Autophagy is an evolutionarily conserved process, which is responsible for degrading and recycling protein aggregates, oxidized lipids, damaged organelles and intracellular pathogens. Factors that induce cellular stress, such as absence of nutrient, deficiency of oxygen and accumulation of oxidative stress, can activate autophagy. During initiation stage of autophagy, phagophore is formed, occurring with the formation of two multiprotein complexes: ULK1 (unc51-like autophagy activating kinase 1) protein kinase complex and the PI3KC3-C1 (class III phosphatidylinositol 3-kinase complex I) lipid kinase complex (45). Beclin-1 is fundamental for the formation of PI3K complexes and important for the initiation of autophagy (46). Numerous evidences suggests that nanomaterials can induce autophagy and inflammatory response in immune cells (47-49). Nanomaterials phagocytosed are perceived as foreign or aberrant by cells, then autophagy is activated to try to degrade foreign substances. Recently, it has been reported that an increase in autophagy occurs during osteoclastogenesis, and pharmacological and genetic inhibition of autophagy reduces osteoclastogenesis and bone resorption in mice (32). In this study, we showed that 0.2–1.2 µm and 1.2-10 µm titanium particles could elevate the levels of Beclin-1 to promote the formation of autophagosome. Moreover, with the autophagy inhibitor CQ, we uncovered that autophagy mediates the up-regulation of RANKL induced by titanium particles. These results implied 0.2–1.2 µm and 1.2-10 µm titanium particles could be phagocytosed by macrophages, and activate autophagy, leading to up-regulation of RANKL. The largest (>10 µm) particles showed more biocompatible, since they are too large to be phagocytosed.

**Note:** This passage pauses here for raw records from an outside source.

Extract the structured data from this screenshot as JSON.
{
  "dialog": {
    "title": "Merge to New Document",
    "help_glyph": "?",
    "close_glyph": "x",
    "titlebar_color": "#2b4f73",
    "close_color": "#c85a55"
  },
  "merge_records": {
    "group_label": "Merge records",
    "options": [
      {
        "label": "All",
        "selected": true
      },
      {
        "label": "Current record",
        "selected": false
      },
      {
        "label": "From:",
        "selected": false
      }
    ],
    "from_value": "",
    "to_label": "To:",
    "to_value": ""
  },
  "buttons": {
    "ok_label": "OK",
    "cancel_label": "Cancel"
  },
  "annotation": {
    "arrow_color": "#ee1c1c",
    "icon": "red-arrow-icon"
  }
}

CD147 is highly expressed on the cell surface of most of cancer cells, and promotes tumor invasion, metastasis and growth. Several researches show that CD147 is associated with autophagy in epithelial ovarian cancer cells (50), prostate cancer cells (51) and hepatocellular carcinoma (37). In present study, with the siRNA against CD147, we revealed that CD147 mediate the wear particle-induced autophagy.

Conclusions

The present study suggested that 0.2-1.2 µm and 1.2-10 µm titanium particles showed more biologically activity than >10 µm particles, and CD147 played a key role in autophagy and wear particle-induced osteoclastogenesis. Our results demonstrated that 0.2-1.2 µm and 1.2-10 µm titanium particles could stimulate the expression of CD147 to enhance autophagy, promoting osteoclastogenesis. More importantly, down-regulation of CD147 resulted in the significant decrease of autophagy and soluble RANKL protein in supernatants that were induced by 0.2-1.2 µm and 1.2-10 µm titanium particles. Our findings suggested a possible mechanism underlying wear debris-induced osteolysis and identified CD147 as a potential therapeutic target in aseptic loosening.